Vice Goes Into Food Business With 'American Idol' Producer FremantleMedia
In early April Vice will debut a yet-unnamed food vertical with "American Idol" producer FremantleMedia. The brash digital-media company also has a food-related ad network on its menu.
Vice and FremantleMedia will jointly develop and produce "hundreds of hours of content" for the property, said Vice president Andrew Creighton. That content will skew heavily toward video but also feature articles and recipes. Vice will oversee how that content is distributed digitally, including an owned-and-operated site, a YouTube channel and eventually apps. And television production company FremantleMedia will secure deals to air its content on TV in the U.S. and internationally.
The new food site will mark Vice's ninth vertical, once the pending Vice News goes live in "a couple weeks," Mr. Creighton said. Originated as a print magazine in 1994, Vice has created an extensive property portfolio across traditional and digital media. Vice's business spans the flagship Vice.com; music, tech, art, fashion, dance and mixed martial arts sites; YouTube channels; an HBO series; and most recently a digital agency.
The food property is "a significant investment for both companies," Mr. Creighton said, noting that 50 to 60 people will staff the site. He declined to disclose the amount of each side's investment but said the two will split revenue with 70% going to Vice and 30% to FremantleMedia.
Much of that revenue will stem from advertising. Vice and FremantleMedia expect to have a number of advertising deals signed by the property's April launch. "We have some key brands that want to come on board, but we can't announce those right now," Mr. Creighton said.
Vice will lead the property's ad sales efforts but will team with Fremantle on "bigger brand partners." The site will run standard fare like preroll videos and display ads. But the real money will come from more bespoke ad products like new native ads that Mr. Creighton said will roll out across Vice's properties as well as show sponsorships that will be pitched during the MIPTV showcase event in April and Vice's Digital Content NewFronts presentation in May.
"Also we'll be creating an ad network, which is a content distribution and advertising network with key sites that we want to work with," Mr.
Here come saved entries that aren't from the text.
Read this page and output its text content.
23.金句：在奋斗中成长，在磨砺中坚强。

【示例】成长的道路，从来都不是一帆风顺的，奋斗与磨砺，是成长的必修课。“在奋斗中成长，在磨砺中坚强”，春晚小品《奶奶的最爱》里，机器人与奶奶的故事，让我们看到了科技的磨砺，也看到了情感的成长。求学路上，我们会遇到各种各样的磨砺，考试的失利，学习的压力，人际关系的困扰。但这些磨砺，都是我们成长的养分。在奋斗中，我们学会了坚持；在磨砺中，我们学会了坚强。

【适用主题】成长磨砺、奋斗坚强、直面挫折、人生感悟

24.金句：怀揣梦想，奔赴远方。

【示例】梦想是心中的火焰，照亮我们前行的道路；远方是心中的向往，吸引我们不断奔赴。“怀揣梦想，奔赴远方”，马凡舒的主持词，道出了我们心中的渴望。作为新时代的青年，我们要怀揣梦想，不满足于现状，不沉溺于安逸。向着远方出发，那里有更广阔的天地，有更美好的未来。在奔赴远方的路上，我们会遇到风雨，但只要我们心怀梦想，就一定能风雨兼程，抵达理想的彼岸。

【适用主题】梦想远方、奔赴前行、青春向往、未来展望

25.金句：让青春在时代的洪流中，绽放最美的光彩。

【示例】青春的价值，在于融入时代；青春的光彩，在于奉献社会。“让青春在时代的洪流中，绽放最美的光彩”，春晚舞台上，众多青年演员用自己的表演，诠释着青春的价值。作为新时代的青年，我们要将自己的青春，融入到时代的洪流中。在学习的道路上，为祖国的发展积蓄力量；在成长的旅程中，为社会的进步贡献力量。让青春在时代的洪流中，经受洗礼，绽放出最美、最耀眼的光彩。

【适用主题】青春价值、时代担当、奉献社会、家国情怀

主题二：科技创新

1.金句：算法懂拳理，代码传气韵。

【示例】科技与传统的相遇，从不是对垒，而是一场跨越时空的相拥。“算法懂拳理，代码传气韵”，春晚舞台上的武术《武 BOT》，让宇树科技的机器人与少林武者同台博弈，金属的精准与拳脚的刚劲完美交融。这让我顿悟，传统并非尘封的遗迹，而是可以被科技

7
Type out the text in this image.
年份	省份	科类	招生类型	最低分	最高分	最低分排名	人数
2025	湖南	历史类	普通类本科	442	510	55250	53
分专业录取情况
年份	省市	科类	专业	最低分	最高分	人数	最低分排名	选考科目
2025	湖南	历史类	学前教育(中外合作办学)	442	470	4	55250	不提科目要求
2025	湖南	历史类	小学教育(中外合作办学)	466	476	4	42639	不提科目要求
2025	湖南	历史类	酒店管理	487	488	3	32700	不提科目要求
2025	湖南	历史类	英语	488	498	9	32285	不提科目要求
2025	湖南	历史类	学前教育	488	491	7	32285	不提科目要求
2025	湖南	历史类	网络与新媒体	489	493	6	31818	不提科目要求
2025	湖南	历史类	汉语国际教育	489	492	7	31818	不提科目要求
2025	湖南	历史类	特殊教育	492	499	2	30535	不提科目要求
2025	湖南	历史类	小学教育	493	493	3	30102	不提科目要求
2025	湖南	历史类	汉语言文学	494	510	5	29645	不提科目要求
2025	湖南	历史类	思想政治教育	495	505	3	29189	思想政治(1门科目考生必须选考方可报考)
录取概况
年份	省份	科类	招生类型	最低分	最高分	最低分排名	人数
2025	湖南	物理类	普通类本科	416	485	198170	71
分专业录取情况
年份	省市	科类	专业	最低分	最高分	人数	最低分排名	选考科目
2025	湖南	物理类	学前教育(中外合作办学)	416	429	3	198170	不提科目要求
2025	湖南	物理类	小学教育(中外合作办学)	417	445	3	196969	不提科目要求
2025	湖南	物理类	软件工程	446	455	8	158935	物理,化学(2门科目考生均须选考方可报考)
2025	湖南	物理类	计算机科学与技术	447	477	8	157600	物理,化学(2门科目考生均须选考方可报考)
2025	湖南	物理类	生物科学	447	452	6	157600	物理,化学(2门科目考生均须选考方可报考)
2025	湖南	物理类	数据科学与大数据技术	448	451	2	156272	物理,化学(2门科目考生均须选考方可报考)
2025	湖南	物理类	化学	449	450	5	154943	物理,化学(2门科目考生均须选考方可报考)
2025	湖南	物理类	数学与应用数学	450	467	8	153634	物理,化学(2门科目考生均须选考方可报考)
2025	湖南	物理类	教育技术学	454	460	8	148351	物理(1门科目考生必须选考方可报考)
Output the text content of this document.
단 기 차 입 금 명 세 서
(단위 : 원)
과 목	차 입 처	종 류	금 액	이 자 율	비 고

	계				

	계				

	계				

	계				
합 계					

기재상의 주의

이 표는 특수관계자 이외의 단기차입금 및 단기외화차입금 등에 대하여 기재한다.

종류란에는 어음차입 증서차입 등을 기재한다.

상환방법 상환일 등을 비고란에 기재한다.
Creighton said. "We've already acquired some of those sites that we're going to be working with on the ad network within the vertical."
Additionally Vice and FremantleMedia will develop content for various national and international food festivals.
FremantleMedia will evaluate the digital content for TV distribution in two ways. In some cases, it will take the videos as they are and maybe make some tweaks before airing on TV networks around the world. In others, the company will take a show or idea created for the digital property and produce it separately for TV. "We're certainly not waiting [to strike TV distribution deals]. We have some strong ideas that could quickly end up on TV," said Keith Hindle, CEO of FremantleMedia's digital and branded entertainment division, which was created last year.
While both Vice and FremantleMedia have relationships with 21st Century Fox -- the entertainment conglomerate has invested in Vice and airs Fremantle-produced "American Idol" -- the food-site partnership did not spring from the mutual relationship.
"I got drunk at a Vice upfront [presentation] two to three years ago -- everyone gets drunk at a Vice upfront -- and Andrew was on stage presenting to a large volume of advertisers. It was the first time I saw someone in digital media speak so eloquently to a room of advertisers," Mr. Hindle said.
Over the last two years, the companies sought ways to work together and agreed on food. Vice isn't entirely new to food-related content. The "food" section of Vice.com is the site's third-largest traffic destination, Mr. Creighton said. And Vice's online series "Munchies" has been streaming videos of famous chefs like Anthony Bourdain pigging out for three years.
Vice decided to spin food off into its own channel because "no one is really looking at why the food explosion happened [among Vice's primary audience of 18- to 32-year-olds]. I think there's a gaping hole that needs to be filled with programming for this audience," Mr. Creighton said.